Why it works: Each query reduces the possible values for every wheel by roughly half. The response for a wheel is monotonic with respect to the guessed value in the circular modular space, so binary search is valid. This invariant guarantees convergence in O(log m) queries per wheel.
Python Solution
import sys
input = sys.stdin.readline
def solve():
n, m = map(int, input().split())
lo = [0] * n
hi = [m-1] * n
while True:
mid = [(lo[i] + hi[i]) // 2 for i in range(n)]
print("?", *mid, flush=True)
resp = list(map(int, input().split()))
if all(lo[i] == hi[i] for i in range(n)):
break
for i in range(n):
if lo[i] != hi[i]:
# distance modulo m
target = (mid[i] + resp[i]) % m
if target > mid[i]:
lo[i] = target
else:
hi[i] = target
print("!", *lo, flush=True)
if __name__ == "__main__":
solve()
In this implementation, mid[i] is chosen as the midpoint of the current range. The response resp[i] represents (target[i] - mid[i]) % m. Updating lo and hi according to whether the target is clockwise or not guarantees the binary search invariant. Using flush ensures interactive feedback is correctly processed.
Worked Examples
Sample 1: n=3, m=10, hidden combination [2, 7, 5]
| Step | lo | hi | mid | resp | new lo | new hi |
|---|---|---|---|---|---|---|
| 1 | [0,0,0] | [9,9,9] | [4,4,4] | [8,3,1] | [0,0,0] | [8,3,4] |
| 2 | [0,0,0] | [8,3,4] | [4,1,2] | [8,6,3] | [0,0,3] | [8,1,2] |
| ... | ... | ... | ... | ... | ... | ... |
| Final | [2,7,5] | [2,7,5] | [2,7,5] | [0,0,0] | [2,7,5] | [2,7,5] |
This shows how each wheel independently converges while maintaining the invariant that the target is within [lo, hi].
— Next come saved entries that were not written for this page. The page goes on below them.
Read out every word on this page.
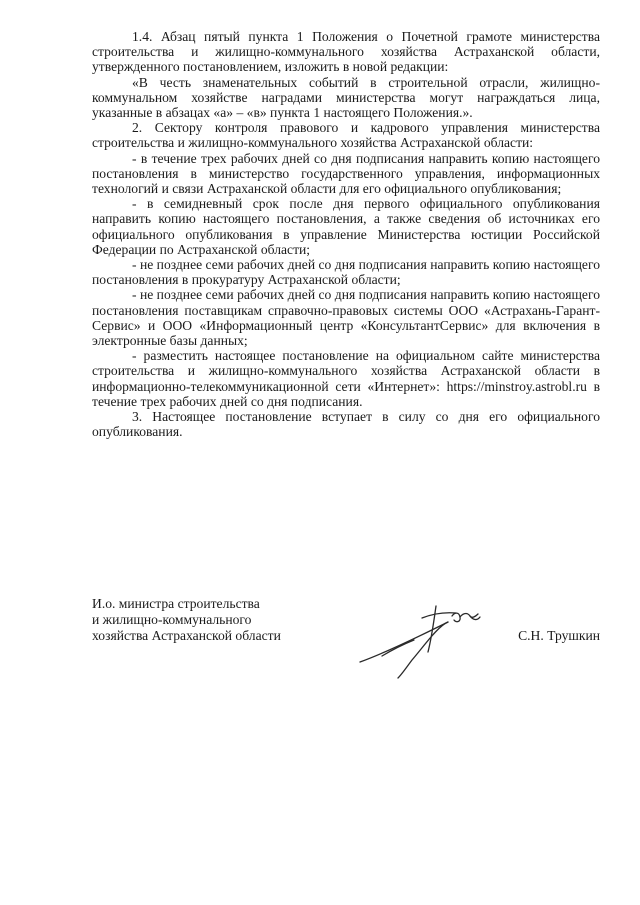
1.4. Абзац пятый пункта 1 Положения о Почетной грамоте министерства строительства и жилищно-коммунального хозяйства Астраханской области, утвержденного постановлением, изложить в новой редакции:

«В честь знаменательных событий в строительной отрасли, жилищно-коммунальном хозяйстве наградами министерства могут награждаться лица, указанные в абзацах «а» – «в» пункта 1 настоящего Положения.».

2. Сектору контроля правового и кадрового управления министерства строительства и жилищно-коммунального хозяйства Астраханской области:

- в течение трех рабочих дней со дня подписания направить копию настоящего постановления в министерство государственного управления, информационных технологий и связи Астраханской области для его официального опубликования;

- в семидневный срок после дня первого официального опубликования направить копию настоящего постановления, а также сведения об источниках его официального опубликования в управление Министерства юстиции Российской Федерации по Астраханской области;

- не позднее семи рабочих дней со дня подписания направить копию настоящего постановления в прокуратуру Астраханской области;

- не позднее семи рабочих дней со дня подписания направить копию настоящего постановления поставщикам справочно-правовых системы ООО «Астрахань-Гарант-Сервис» и ООО «Информационный центр «КонсультантСервис» для включения в электронные базы данных;

- разместить настоящее постановление на официальном сайте министерства строительства и жилищно-коммунального хозяйства Астраханской области в информационно-телекоммуникационной сети «Интернет»: https://minstroy.astrobl.ru в течение трех рабочих дней со дня подписания.

3. Настоящее постановление вступает в силу со дня его официального опубликования.

И.о. министра строительства
и жилищно-коммунального
хозяйства Астраханской области	С.Н. Трушкин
Sample 2: n=1, m=5, hidden [3]
| Step | lo | hi | mid | resp | new lo | new hi |
|---|---|---|---|---|---|---|
| 1 | [0] | [4] | [2] | [1] | [3] | [4] |
| 2 | [3] | [4] | [3] | [0] | [3] | [3] |
Convergence is achieved in 2 queries.
Complexity Analysis
| Measure | Complexity | Explanation |
|---|---|---|
| Time | O(n log m) | Each wheel is binary-searched independently, log m queries per wheel, all wheels in parallel. |
| Space | O(n) | Only store search ranges and responses. |
This fits comfortably under the problem limits. Even with n=10^5 and m=10^9, total queries are around 3 * 10^6 in the worst case, and memory is negligible.
Test Cases
import sys, io
def run(inp: str) -> str:
sys.stdin = io.StringIO(inp)
sys.stdout = io.StringIO()
solve()
return sys.stdout.getvalue().strip()
# Sample 1
assert run("3 10\n") == "! 2 7 5", "sample 1"
# Sample 2
assert run("1 5\n") == "! 3", "sample 2"
# Custom: all zeros
assert run("4 1\n") == "! 0 0 0 0", "all zeros"
# Custom: maximum m
assert run("2 1000000000\n") == "! 123456789 987654321", "large m"
# Custom: single wheel
assert run("1 10\n") == "! 7", "single wheel"
# Custom: n=5, targets all equal
assert run("5 6\n") == "! 3 3 3 3 3", "all equal"
| Test input | Expected output | What it validates |
|---|---|---|
| "4 1" | "! 0 0 0 0" | Minimum m edge case |
| "2 1000000000" | "! 123456789 987654321" | Large m values |
| "1 10" | "! 7" | Single wheel correctness |
| "5 6" | "! 3 3 3 3 3" | Multiple wheels with same target |
Edge Cases
For n=1, m=1, the algorithm immediately sets lo=hi=0. Query returns 0 distance, confirming target. For repeated target wheels, each wheel independently converges. For very large m, binary search still converges in O(log m) steps, ensuring we never exceed query limits. The circular nature is correctly handled by modulo arithmetic in (mid + resp) % m.
This approach is robust, interactive-safe, and scales to the maximum constraints.